You may apply for expunction at any time by completing an application that is provided by the Juvenile Department. Once the Juvenile Department receives the application, it is then submitted to the District Attorney's Office. If victims are associated with the juvenile record, they will be notified of your expungement request and given the opportunity to state their opinion involving this matter. The District Attorney has 10 days to approve or deny the application, and weighs the following criteria in determining whether to approve expunction:
- whether five years have elapsed since the close of the most recent disposition or if the court has allowed an early expunction, meaning an expunction prior to the five-year time frame
- whether there have been felony or class A misdemeanor convictions since the date of the most recent disposition
- whether criminal proceedings are pending
- whether the juvenile department is aware of any pending investigation of the conduct of the person by a law enforcement agency
- whether the person is within the jurisdiction of any juvenile court due to allegations that:
- the person has committed a crime
- the person is beyond the control of his or her parent or guardian
- the person’s behavior, condition, or circumstances endanger his or her welfare or the welfare of others.
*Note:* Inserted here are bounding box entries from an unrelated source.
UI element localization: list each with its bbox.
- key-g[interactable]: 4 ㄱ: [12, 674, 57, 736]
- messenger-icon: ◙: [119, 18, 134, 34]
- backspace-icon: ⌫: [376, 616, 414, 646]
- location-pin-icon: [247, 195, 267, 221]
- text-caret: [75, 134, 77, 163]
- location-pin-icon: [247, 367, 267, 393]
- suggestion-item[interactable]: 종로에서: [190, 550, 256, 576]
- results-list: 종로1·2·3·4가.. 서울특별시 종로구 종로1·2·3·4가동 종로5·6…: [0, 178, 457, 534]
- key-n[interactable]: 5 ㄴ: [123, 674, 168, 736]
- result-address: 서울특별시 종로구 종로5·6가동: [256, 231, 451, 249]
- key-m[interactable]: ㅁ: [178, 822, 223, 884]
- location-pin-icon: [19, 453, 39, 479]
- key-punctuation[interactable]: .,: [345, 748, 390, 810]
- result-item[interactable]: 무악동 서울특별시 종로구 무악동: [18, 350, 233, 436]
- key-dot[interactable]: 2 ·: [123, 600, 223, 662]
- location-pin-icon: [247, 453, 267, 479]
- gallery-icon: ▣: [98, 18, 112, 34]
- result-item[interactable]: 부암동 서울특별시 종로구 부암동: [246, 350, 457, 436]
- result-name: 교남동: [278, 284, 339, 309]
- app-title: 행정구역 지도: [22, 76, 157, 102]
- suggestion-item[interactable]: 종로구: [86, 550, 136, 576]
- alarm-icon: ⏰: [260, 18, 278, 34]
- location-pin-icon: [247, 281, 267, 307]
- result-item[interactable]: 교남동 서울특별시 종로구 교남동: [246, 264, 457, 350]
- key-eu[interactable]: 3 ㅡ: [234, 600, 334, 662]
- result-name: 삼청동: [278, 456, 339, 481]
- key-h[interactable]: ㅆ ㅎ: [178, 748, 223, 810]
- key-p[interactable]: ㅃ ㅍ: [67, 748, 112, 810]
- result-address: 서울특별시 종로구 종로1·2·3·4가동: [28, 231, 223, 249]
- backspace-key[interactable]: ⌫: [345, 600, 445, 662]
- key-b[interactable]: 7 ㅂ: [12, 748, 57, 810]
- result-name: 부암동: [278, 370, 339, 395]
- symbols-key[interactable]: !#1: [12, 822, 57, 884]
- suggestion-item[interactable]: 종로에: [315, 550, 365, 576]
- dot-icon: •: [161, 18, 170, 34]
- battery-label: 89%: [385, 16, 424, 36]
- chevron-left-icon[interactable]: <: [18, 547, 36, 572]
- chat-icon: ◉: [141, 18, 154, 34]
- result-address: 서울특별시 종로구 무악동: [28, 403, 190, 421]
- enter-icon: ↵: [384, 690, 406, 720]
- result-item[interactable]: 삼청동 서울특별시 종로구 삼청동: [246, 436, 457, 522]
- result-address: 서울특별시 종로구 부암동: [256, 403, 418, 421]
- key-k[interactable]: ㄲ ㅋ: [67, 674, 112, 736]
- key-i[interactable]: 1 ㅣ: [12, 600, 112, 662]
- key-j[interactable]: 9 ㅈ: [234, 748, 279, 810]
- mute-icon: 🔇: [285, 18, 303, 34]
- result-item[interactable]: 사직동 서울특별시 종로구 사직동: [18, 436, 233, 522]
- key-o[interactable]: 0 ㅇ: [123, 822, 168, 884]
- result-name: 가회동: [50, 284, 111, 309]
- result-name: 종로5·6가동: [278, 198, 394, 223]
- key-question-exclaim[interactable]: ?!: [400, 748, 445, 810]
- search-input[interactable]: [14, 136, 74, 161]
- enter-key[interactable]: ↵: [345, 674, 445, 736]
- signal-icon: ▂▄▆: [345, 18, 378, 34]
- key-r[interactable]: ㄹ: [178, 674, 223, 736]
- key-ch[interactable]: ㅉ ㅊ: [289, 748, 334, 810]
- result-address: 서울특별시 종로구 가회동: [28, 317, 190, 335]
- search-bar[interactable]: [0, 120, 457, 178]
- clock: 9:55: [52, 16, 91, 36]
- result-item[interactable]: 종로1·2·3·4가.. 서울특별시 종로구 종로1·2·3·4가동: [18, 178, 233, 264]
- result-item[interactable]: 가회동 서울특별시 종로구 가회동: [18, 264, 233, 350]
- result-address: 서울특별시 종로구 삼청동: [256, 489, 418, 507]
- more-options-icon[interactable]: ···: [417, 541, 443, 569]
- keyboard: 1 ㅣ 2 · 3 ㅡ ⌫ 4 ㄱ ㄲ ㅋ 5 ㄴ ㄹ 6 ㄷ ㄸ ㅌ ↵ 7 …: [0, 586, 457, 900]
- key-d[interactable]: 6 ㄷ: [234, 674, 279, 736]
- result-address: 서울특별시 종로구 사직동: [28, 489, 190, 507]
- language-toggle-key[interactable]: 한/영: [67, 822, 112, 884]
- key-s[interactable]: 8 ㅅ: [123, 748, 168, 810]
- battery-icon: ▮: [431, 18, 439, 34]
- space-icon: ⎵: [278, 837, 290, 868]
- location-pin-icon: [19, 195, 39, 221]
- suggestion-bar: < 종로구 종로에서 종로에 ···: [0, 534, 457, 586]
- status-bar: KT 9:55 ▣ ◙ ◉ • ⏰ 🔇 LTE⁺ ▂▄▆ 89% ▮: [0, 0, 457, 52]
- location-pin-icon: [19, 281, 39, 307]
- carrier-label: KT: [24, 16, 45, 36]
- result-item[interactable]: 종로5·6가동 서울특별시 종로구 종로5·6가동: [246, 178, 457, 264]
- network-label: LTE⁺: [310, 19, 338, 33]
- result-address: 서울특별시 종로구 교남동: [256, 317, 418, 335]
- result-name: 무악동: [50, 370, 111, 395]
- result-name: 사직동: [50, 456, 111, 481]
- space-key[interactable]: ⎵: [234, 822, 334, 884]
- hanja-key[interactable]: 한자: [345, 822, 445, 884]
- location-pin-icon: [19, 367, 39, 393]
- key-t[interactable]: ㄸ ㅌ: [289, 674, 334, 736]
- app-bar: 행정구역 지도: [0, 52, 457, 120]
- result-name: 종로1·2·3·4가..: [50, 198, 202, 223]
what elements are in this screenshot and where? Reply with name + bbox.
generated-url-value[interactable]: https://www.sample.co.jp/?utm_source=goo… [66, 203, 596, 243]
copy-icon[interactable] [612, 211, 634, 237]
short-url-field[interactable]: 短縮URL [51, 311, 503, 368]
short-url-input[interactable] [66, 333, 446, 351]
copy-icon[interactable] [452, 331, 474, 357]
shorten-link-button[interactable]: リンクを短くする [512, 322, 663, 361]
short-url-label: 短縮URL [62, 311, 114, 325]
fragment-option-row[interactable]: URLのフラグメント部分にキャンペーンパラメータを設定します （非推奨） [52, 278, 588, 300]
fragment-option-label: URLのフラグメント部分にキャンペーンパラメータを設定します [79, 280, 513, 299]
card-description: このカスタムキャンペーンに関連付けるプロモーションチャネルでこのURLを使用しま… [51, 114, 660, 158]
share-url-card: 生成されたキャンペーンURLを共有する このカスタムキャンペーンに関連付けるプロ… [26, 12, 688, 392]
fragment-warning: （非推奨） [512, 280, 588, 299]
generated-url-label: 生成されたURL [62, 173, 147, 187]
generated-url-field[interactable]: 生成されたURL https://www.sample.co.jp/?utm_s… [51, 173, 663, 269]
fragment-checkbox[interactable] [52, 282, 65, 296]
If the expunction is approved by the District Attorney, a notice of the approval is sent to any victims in the case and the Juvenile Department will hold the application for 30 days before submitting the appropriate order to a judge for signature. Once the order is signed, it is circulated to all agencies listed on the initial application. Upon receipt of the order, agencies are required to destroy all records pertaining to the applicant within 21 days, with the exception of the following:
- Academic records
- Information is needed for federal funding of that person.
- Records kept by the Dept. of Transportation, State Marine Board, and State fish and wildlife Commission
- Records related to an order of waiver
- Records related to a support obligation
- Medical records
- Records related to a termination of parental rights and adoption
- Records of the Oregon Supreme Court and Court of Appeals
- Records maintained by the Law Enforcement Data System
Within six weeks of the judge signing the expunction order, a notice will be sent to you with information regarding the contacted agencies. At this point, all Juvenile Department records will be destroyed with the exception of the above-listed information, the expunction order itself, and documentation of the contacted agencies. The State Court will then initiate its own process to seal all related records subject to expunction.
If, after review, the expunction is not approved by the district attorney, the district attorney explains why and states when you are eligible to apply again. You may request a court hearing by a judge or referee to determine the appropriateness of the denial.